FROM EIR DAILY ALERT
Obama Rejected North Korean Offer for Denuclearization Talks in 2013
June 5, 2018 (EIRNS)—Joel Wit, the State Department official who formulated and then administered the 1994 Agreed Framework with North Korea, and now runs the “38 North” website, reports in an editorial there today that North Korea’s leader Kim Jong-un in 2013 offered to hold talks with the U.S. on denuclearization, similar to his offer this year which Trump has accepted. Wit, who was engaged in those talks in 2013, writes:
“Those meetings happened five years ago, but they took place at the very beginning stages of the nuclear strategy Kim is executing to such dramatic effect now. At the time, Kim Jong-un had just enshrined his byungjin policy, stating that the North intended to develop a nuclear arsenal as a shield behind which it could modernize its economy. North Korean officials explained in these private sessions that Kim had issued the new policy after concluding that his country needed more nuclear weapons to deter the United States.... The North Koreans also felt Washington and Seoul thought they could bully the North during the leadership transition that had begun with the death of Kim Jong-il in December 2011. One North Korean official I spoke to then said nuclear equaled survival.
“But other officials said that was only under present circumstances, and their approach could change if the tense relationship between the United States and North Korea improved. That might explain a puzzling move by the North in June 2013, when the National Defense Commission—the top government body in Pyongyang chaired by Kim—issued an important new pronouncement that it was open to negotiations on denuclearization. The Obama administration dismissed it at the time as propaganda.”
Wit does not mention it, but Obama and Secretary of State Hillary Clinton at the time were implementing the “pivot to Asia,” the nuclear-armed ring around China and Russia in Asia, and were clearly not interested in losing the North Korea “excuse” for implementing this policy. Obama called it “strategic patience”—doing nothing while North Korea built the bomb.
Wit also writes that the officials he spoke with in North Korea insisted that the offer came from Kim Jong-un, and that he was totally serious about denuclearization and improving relations with the U.S. Kim had reached an agreement in 2012 with the Obama Administration to end nuclear weapons tests and long-range missile tests, but when North Korea launched a satellite, Obama claimed the deal meant they could not have a space program either, and scrapped the deal.

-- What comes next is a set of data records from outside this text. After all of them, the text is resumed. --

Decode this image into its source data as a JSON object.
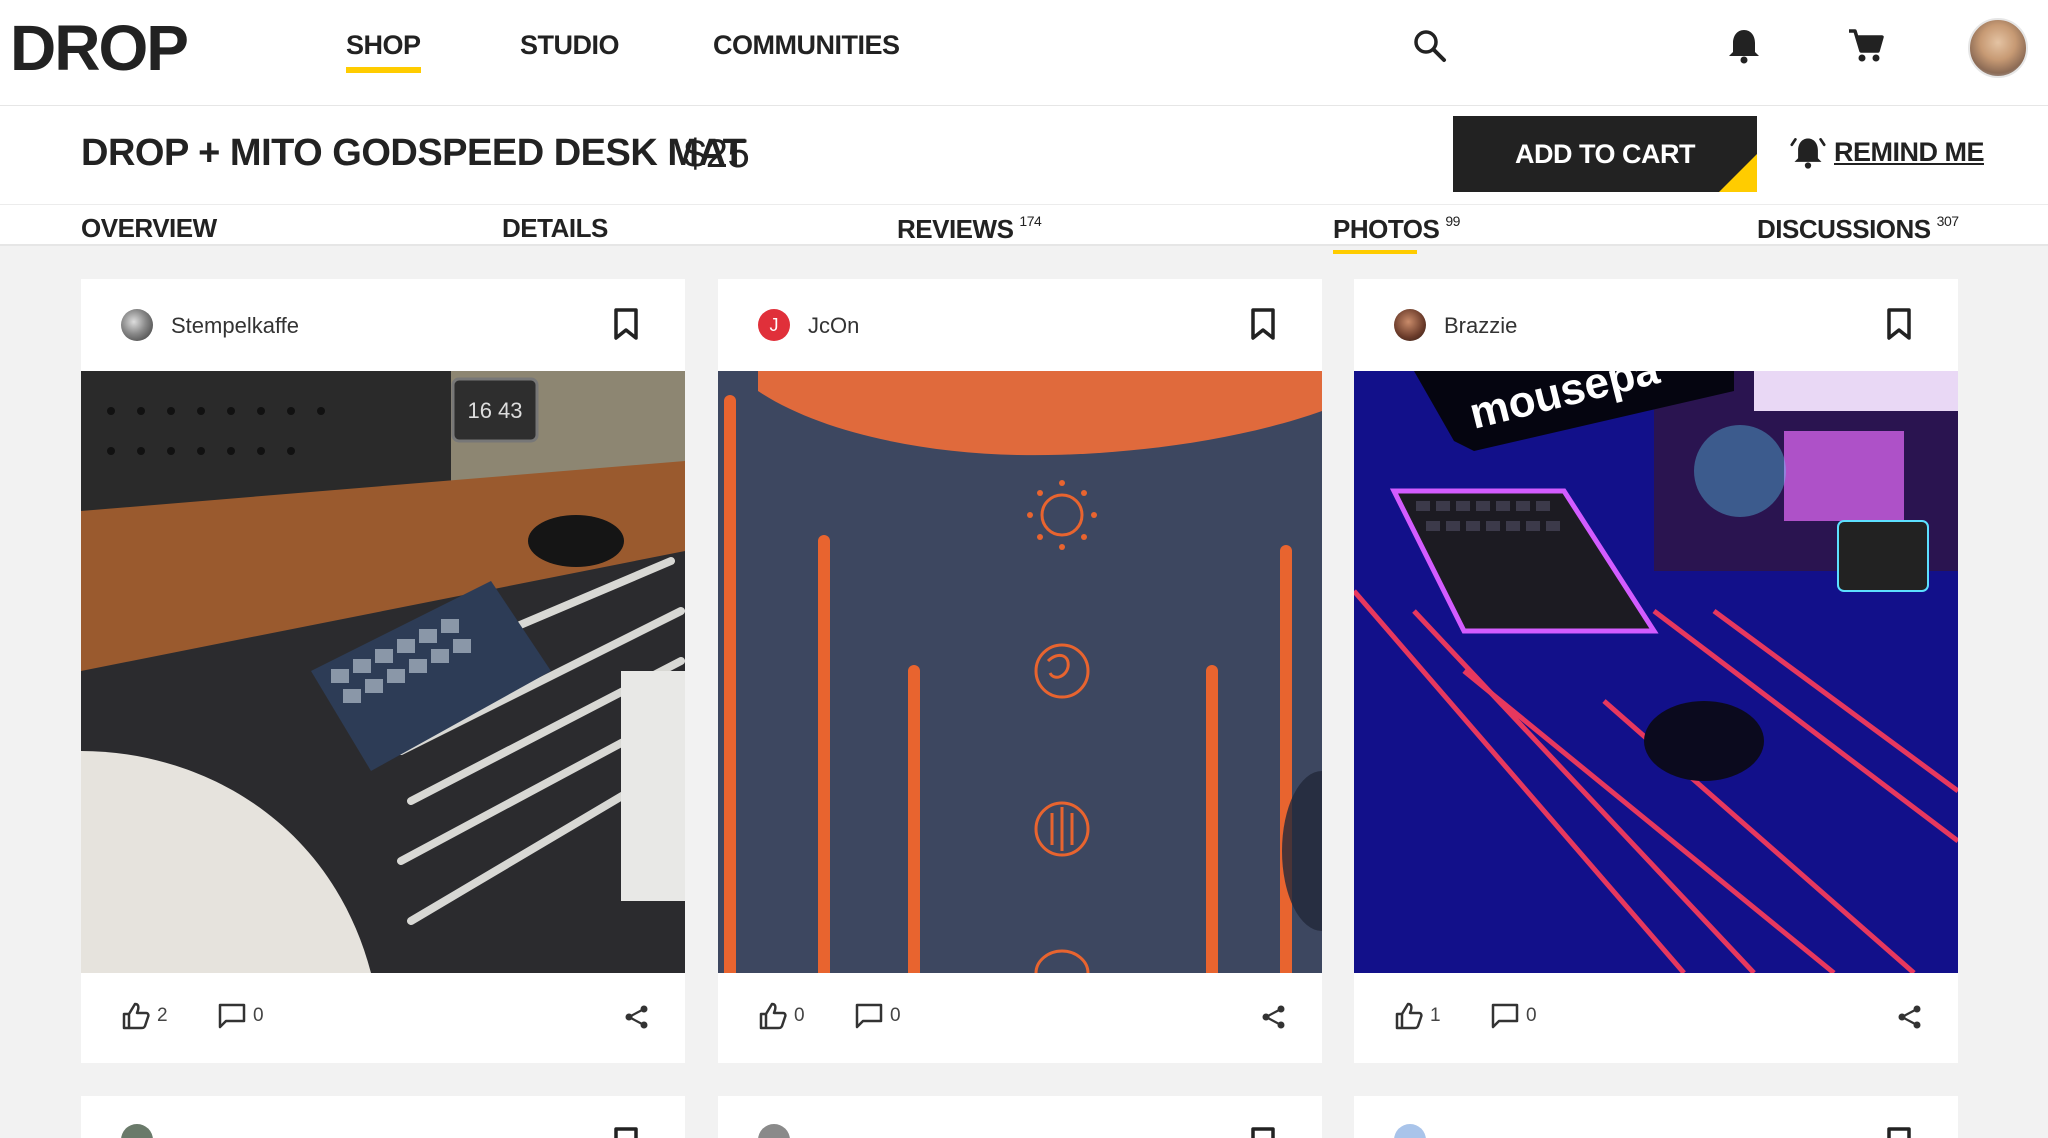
{
  "brand": {
    "logo_text": "DROP",
    "accent": "#ffcc00",
    "dark": "#222222"
  },
  "topnav": {
    "links": [
      "SHOP",
      "STUDIO",
      "COMMUNITIES"
    ],
    "active": "SHOP",
    "icons": [
      "search-icon",
      "bell-icon",
      "cart-icon",
      "avatar"
    ]
  },
  "product": {
    "title": "DROP + MITO GODSPEED DESK MAT",
    "price": "$25",
    "add_to_cart": "ADD TO CART",
    "remind_me": "REMIND ME"
  },
  "tabs": [
    {
      "label": "OVERVIEW",
      "count": ""
    },
    {
      "label": "DETAILS",
      "count": ""
    },
    {
      "label": "REVIEWS",
      "count": "174"
    },
    {
      "label": "PHOTOS",
      "count": "99"
    },
    {
      "label": "DISCUSSIONS",
      "count": "307"
    }
  ],
  "active_tab": "PHOTOS",
  "cards": [
    {
      "user": "Stempelkaffe",
      "avatar_color": "#6b6b6b",
      "likes": "2",
      "comments": "0",
      "photo_clock": "16 43"
    },
    {
      "user": "JcOn",
      "avatar_color": "#e0303a",
      "avatar_letter": "J",
      "likes": "0",
      "comments": "0"
    },
    {
      "user": "Brazzie",
      "avatar_color": "#8a5a4a",
      "likes": "1",
      "comments": "0",
      "photo_caption": "mousepa"
    }
  ]
}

The North Korean demands in 2013 were essentially the same as today, Wit says—end the hostile policy against North Korea, including all the political, economic and strategic aspects of that policy.
Wit is rather optimistic about Trump’s chances. He concludes that “the Trump administration doesn’t necessarily endorse [National Security Advisor John] Bolton’s view” (the Libya model, of giving over everything before any U.S. concessions kick in), while, Wit continues,
“Susan Thornton, the Acting Assistant Secretary of State in charge of Asia, said last week that it was obvious there would be multiple steps in a long process of denuclearization, and the key issue was what happened first.”